Los dos nos apeamos y, con paso rápido, entramos en el vestíbulo, donde una gran vitrina abierta mostraba todo tipo de postales, mapas y guías, algunas con sus cubiertas rozadas por el uso. No todos compraban esos
souvenirs
al uso, razón por la que algunos aparecían excesivamente manoseados.
Nadie se percató de nuestra presencia en el vestíbulo que era un gran espacio coronado por una grandiosa lámpara con cristales que brillaban como diamantes, y rodeado de grandes columnas que imitaban el milenario estilo egipcio. Al fondo del grandioso
hall
se desplegaba un gran mostrador, flanqueado por dos fuentes de las que se elevaban discretos chorrillos de agua, a ras de superficie. Aquello era un mundo uparte, una especie de cápsula aislada y con potente aire acondicionado, un lugar de lujos sin fin donde aislarse de las zonas más desfavorecidas de El Cairo.

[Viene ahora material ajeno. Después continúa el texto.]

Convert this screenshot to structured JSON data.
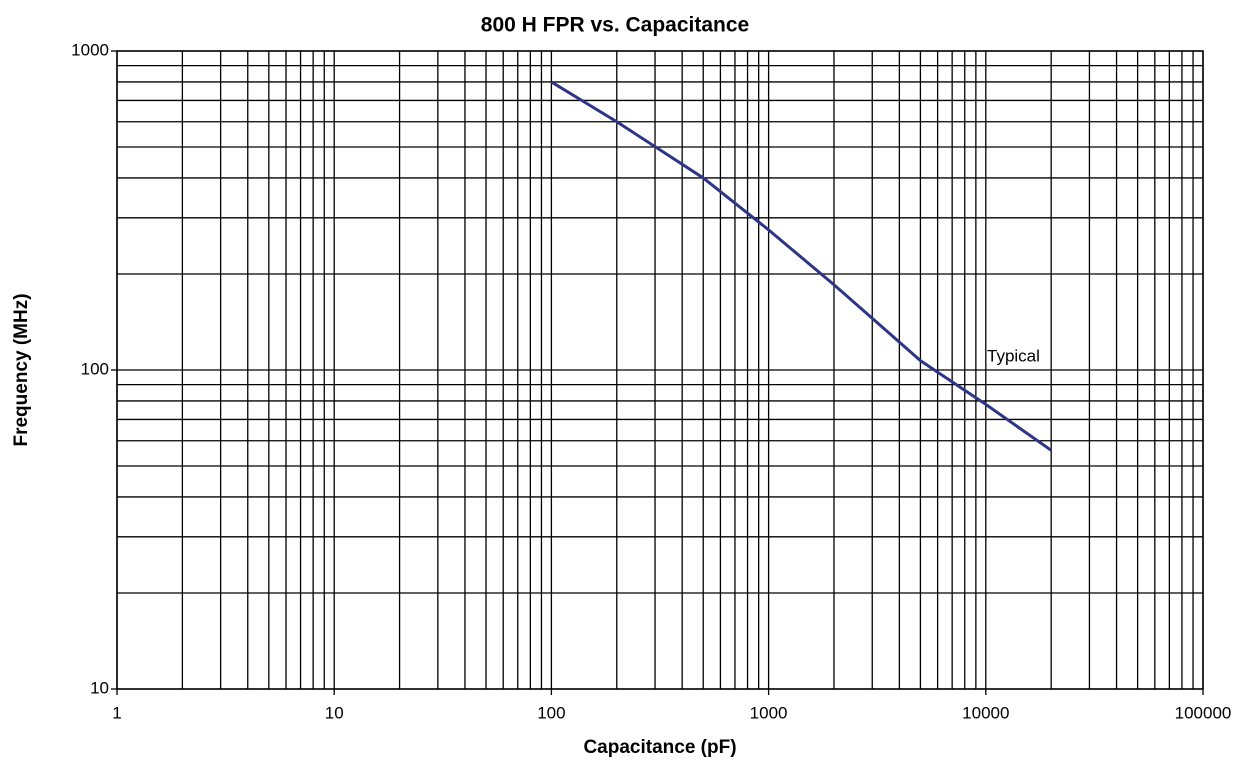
{
  "chart_data": {
    "type": "line",
    "title": "800 H FPR vs. Capacitance",
    "x_label": "Capacitance (pF)",
    "y_label": "Frequency (MHz)",
    "annotation": "Typical",
    "x_log": true,
    "y_log": true,
    "grid": true,
    "minor_grid": true,
    "xlim": [
      1,
      100000
    ],
    "xticks": [
      1,
      10,
      100,
      1000,
      10000,
      100000
    ],
    "ylim": [
      10,
      1000
    ],
    "yticks": [
      10,
      100,
      1000
    ],
    "series": [
      {
        "name": "Typical",
        "color": "#2e3585",
        "x": [
          100,
          200,
          500,
          1000,
          2000,
          5000,
          10000,
          20000
        ],
        "values": [
          800,
          600,
          400,
          275,
          185,
          107,
          78,
          56
        ]
      }
    ]
  }
}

La gran vitrina, frente a la que nos encontrábamos, se hallaba a la izquierda del vestíbulo, junto a los ascensores de puertas doradas, casi a la entrada. Ojeé una tras otra las guías y mapas expuestos, y elegí uno que llamó mi atención especialmente. Al desplegarlo, vi que Egipto aparecía dividido en cuatro secciones rectangulares y bien detalladas.
—Creo que éste nos servirá. Digo que… —Elevé la voz a propósito, al ver que Klug sólo se preocupaba de vigilar el enlomo como un perro guardián jadeante— éste nos servirá.
—¡Oh! ¡Sí! ¡Claro! Lo siento… —farfulló él disculpándose—. Mis nervios saltan a la menor señal de alarma. ¿Ha encontrado entonces lo que buscaba? —me preguntó a continuación, en un esforzado intento de integrarse en la conversación.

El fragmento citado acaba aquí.